Relay current flow

Question

I'm new to electronics.

I found the tutorial about the control of a relay using GPIO in raspberry pi from http://arnholm.org/raspberry-pi-controlling-a-relay/ . It has the following electric circuit :

I wonder the existence of the diode laid down parallel with relay. I searched about this and got the answer from Why is there a diode connected in parallel to a relay coil?

Since an inductor (the relay coil) cannot change it's current instantly, the flyback diode provides a path for the current when the coil is switched off. Otherwise, a voltage spike will occur causing arcing on switch contacts or possibly destroying switching transistors.

It says eventually when the switch is off, the flow of relay current should go through the flyback diode to prevent destroying the switching transistor because it causes the undesirable spark on it.

But I am worried about if the relay current from REL1 go through D1 diode, the sudden excess of current might make the pi die after the current going up above the diode.

So I thought one of the solution is if we put 2 diodes in the position D1 and draw a line between them, we can release the current safely.

So my question is

What if we put a resistor above the D1 diode?
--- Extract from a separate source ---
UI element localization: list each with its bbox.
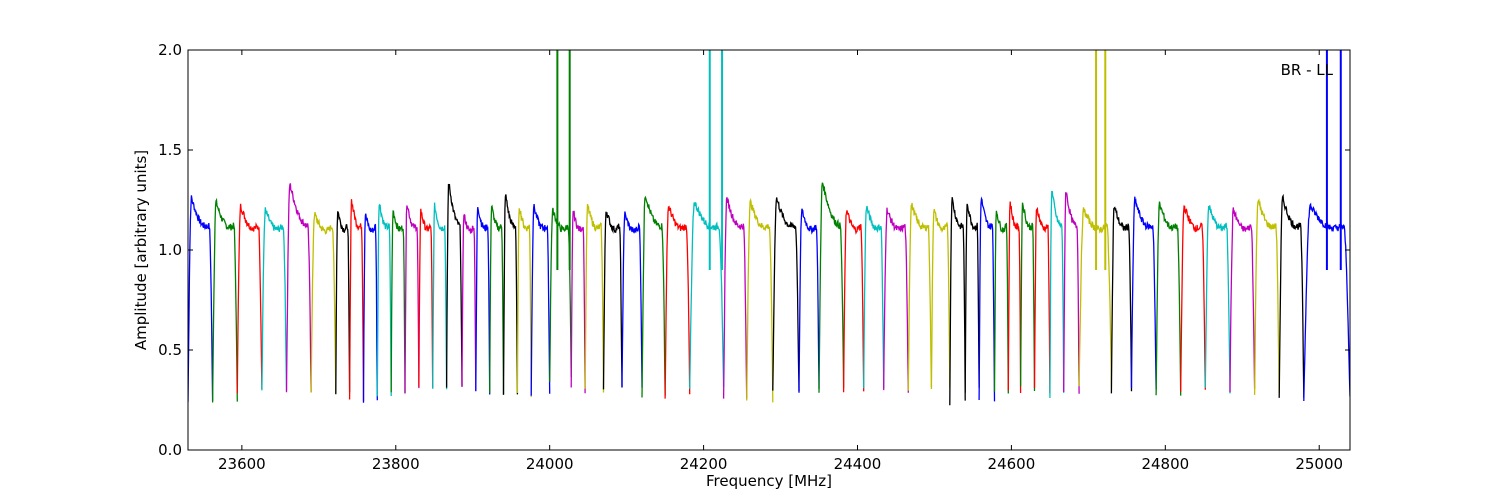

Does the current can be attenuated with dissipation in the resistor? Can this be also a solution?

Answer 1

This so-called arc from breaking the coil current Only occurs with the dry contact . The time could be in the nanosecond range and since V equals V=LdI/dt with dt going to zero V can arc on dry contacts. Because the transistor has some capacitance it cannot shut off that quickly so the diode is only to protect the transistor and there’s very little capacitance that would feedback any significant charge back to the microcontroller so no worries there .

The 100mA transistor current is immediately switched through the diode along the same wires can be handled easily by 100 mA small signal diode. The diode should be placed close to the transistor rather than the coil so that the current path is the same . For EMI pulse attenuation it’s best to have the switched current ground and power signals to the relay coil interface close together to minimize current loop area and antenna-like interference to high impedance nearby signals.

Furthermore 3 mA into the base is more than enough to saturate the transistor. The BC 337 will rise from 50 mV to less than 200 mV which is within 5% of your 5 V supply with only one milliamp of base current @Ic=100mA

Answer 2

That sudden excess of current flows only through the diode and the relay coil, hence it has no influence on the rest of the circuit, provided that the diode is close to the relay coil pins.

What might cause some harm is that the transistor is switched of, and it suddenly draws less current from the 5V supply. If you are worried aboyut this you could put a beefy capacitor (for instance 470uF) between gnd and 5V. (Or, when you have multiple relays, use a separate 5V supply for the relays.)

With a Pi this effect will be less pronounced, because most (all?) Pi circuitry is powered by a switcher that converts the 5V to 3.3V.